For the second time in three years, the Los Angeles Kings have won the Stanley Cup. While they are free to celebrate for as long as they want, their final win signifies the start of the 2014 NHL offseason.
Every team around the league—whether it finished in last place or was upset in the playoffs after a great season—will do its best to improve over the next few months before the start of next season. Obviously, every squad besides the one with the trophy needs some addition to help win a title.
While franchises can look toward free agency or the draft to add talent, there are plenty of veteran players that could be available in trades during the summer.
Here are the latest rumors surrounding potential deals that can happen across the NHL.
Bruins Making Big Moves?
The Boston Bruins led the NHL with 117 points during the regular season, but an early exit in the playoffs means that changes need to be made.
Joe Haggerty of CSN New England reports that a few big trades are possible:
Hockey sources have indicated to CSNNE.com that the Bruins are going to be very active in the trade market leading up to the July free agency period, despite public assertions by Peter Chiarelli and Cam Neely that the roster only needs some “tweaks.”
Players such as Brad Marchand ($4.5 million cap hit) and/or Johnny Boychuk ($3.66 million cap hit) could be moved, based on a combination of salary cap hardship for Boston, and considerably high value on the trade market.
The idea of Brad Marchand being dealt scared enough fans that general manager Peter Chiarelli had to publicly address it, via Amalie Benjamin of The Boston Globe:
Peter Chiarelli: "I have had no discussions for [Brad] Marchand and I have no plans to trade him. ..."— Amalie Benjamin (@AmalieBenjamin) June 13, 2014
Of course, it would not be the first time that an executive changed his mind after saying that a player is safe, especially if he received a quality offer from another team.
Meanwhile, Johnny Boychuk could still be dealt after totaling career highs in points, plus/minus and average time on ice. The Bruins are deep enough to handle a loss of the 30-year-old defenseman, and it could be worth a trade if he can provide some young talent in return.
Vincent Lecavalier on His Way out of Philadelphia?
After just one season with the Philadelphia Flyers, Vincent Lecavalier might be headed elsewhere next season.
The long-time Tampa Bay Lightning star had a solid year when he was able to get playing time, totaling 20 goals and 17 assists for Philadelphia. Unfortunately, he had a career-low 15 minutes and 11 seconds of average time on ice per game this year.
As TSN's Darren Dreger explained (via George Malik of Kukla's Korner), the Flyers would be better off sending the center to a team that could use him:
He's a fourth-line forward making $4.5 million and I can't believe that Ron Hextall is going to want to pay him that. So the word on the street is yes, Lecavalier most definitely is in play. But keep in mind that he has a no-move clause. I know that his agent Ken Hughes has already talked to Hextall about the possibility of moving his client. There are no specific teams yet, there's no list, but if they want to move him they are going to have to go to Vinny and identify a specific place.

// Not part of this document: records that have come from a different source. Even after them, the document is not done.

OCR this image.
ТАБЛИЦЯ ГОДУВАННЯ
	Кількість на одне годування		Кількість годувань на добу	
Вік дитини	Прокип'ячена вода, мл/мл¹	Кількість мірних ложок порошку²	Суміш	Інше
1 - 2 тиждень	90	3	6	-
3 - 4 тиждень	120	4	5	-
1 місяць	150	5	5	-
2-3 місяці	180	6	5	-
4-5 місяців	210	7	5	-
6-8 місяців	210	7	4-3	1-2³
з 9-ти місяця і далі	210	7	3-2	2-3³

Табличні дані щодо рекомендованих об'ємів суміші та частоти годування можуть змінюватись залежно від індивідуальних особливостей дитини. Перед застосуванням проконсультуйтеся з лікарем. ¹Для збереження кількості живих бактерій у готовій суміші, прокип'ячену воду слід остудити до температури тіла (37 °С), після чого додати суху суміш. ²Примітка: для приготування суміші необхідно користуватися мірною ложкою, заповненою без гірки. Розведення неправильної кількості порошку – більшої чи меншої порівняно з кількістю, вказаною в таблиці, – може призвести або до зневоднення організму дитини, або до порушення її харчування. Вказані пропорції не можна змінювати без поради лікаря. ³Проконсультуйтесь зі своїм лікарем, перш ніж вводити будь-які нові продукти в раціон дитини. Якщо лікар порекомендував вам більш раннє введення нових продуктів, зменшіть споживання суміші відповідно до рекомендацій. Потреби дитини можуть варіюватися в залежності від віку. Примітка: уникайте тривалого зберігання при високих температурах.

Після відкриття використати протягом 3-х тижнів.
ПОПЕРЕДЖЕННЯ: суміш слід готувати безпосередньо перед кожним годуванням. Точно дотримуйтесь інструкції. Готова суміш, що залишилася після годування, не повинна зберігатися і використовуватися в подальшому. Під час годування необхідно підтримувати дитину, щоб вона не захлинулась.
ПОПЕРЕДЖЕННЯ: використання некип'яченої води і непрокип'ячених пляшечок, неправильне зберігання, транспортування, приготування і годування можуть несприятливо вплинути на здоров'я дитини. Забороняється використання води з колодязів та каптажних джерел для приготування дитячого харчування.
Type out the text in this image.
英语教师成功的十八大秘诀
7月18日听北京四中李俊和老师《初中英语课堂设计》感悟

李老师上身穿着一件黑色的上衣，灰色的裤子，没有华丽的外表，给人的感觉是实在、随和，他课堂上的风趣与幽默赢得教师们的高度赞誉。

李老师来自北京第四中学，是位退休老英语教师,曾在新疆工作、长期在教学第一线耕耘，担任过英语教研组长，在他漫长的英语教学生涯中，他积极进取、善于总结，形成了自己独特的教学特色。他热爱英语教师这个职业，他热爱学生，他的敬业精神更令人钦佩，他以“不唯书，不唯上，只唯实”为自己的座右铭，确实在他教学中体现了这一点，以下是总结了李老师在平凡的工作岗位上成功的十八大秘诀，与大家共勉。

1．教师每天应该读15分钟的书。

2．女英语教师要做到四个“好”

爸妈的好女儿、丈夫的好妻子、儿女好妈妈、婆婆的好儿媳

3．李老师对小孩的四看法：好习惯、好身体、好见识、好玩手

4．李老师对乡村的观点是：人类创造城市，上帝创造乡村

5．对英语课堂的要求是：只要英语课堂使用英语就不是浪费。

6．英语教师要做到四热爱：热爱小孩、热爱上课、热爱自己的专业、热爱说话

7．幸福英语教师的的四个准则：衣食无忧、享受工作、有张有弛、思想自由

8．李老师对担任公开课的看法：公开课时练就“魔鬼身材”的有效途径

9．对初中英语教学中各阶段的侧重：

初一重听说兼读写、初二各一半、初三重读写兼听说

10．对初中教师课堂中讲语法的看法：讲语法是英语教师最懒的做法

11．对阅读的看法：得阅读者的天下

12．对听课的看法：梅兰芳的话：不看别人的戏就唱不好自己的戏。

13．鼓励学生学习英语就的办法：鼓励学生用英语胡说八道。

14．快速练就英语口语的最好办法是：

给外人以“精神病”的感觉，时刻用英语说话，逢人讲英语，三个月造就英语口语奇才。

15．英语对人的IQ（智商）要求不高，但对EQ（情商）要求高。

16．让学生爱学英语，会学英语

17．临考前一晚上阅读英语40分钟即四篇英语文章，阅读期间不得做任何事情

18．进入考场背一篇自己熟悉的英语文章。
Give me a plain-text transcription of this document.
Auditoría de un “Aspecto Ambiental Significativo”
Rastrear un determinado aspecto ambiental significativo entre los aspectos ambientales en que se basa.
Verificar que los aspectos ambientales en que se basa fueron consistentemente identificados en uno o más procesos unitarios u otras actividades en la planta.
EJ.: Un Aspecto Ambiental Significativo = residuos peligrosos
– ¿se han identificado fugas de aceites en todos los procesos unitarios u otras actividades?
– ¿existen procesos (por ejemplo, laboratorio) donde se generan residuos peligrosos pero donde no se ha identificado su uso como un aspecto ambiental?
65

It is hard to imagine Lecavalier working too hard to remain with Philadelphia after having such a small role, so a trade seems likely. The good news is there should be plenty of teams looking for a veteran presence who can provide an immediate upgrade to almost any line.
While the 34-year-old player does not have the same ability as he did in his prime, he can still provide offense, even if it is in short bursts.
Joe Thornton on the Move?
Like the Bruins, the San Jose Sharks have to deal with the disappointment of a playoff exit that came earlier than expected. In this case, though, losing a 3-0 series lead is a little more bitter.
Of course, trading captain Joe Thornton would be considered a relatively drastic move.
Still, this remains a possibility as the center is considering a move out of town based on the circumstances, according to David Pollak of the San Jose Mercury News:
One thing might get the Sharks captain to reconsider his stated intent to remain in San Jose despite suggestions from management that it may be time to move on, according to his brother and agent, John Thornton.
"If he felt the fans didn't want him in San Jose, he might re-think things," John Thornton said when asked if his brother would want to play where it was apparent he was not wanted.
Although the Sharks might be willing to deal him, there are more than a few teams that would love to pay top dollar to bring him in. Mike Zeisberger of the Toronto Sun provides a look at the market for the center:
While he turns 35 on July 2, there still is gas left in Thornton’s tank, as evidenced by his 65 assists during the 2013-14 regular season, just three behind NHL leader Sidney Crosby.
It should come as no surprise, then, that the Leafs are among at least six NHL teams who have kicked tires concerning Thornton’s availability.
Thornton can obviously bring a lot to any contender both on and off the ice. He is someone who makes his teammates better with his passing while also providing leadership in the locker room.
The center might want a fresh start after nine years in San Jose, but he will have plenty of options if he does.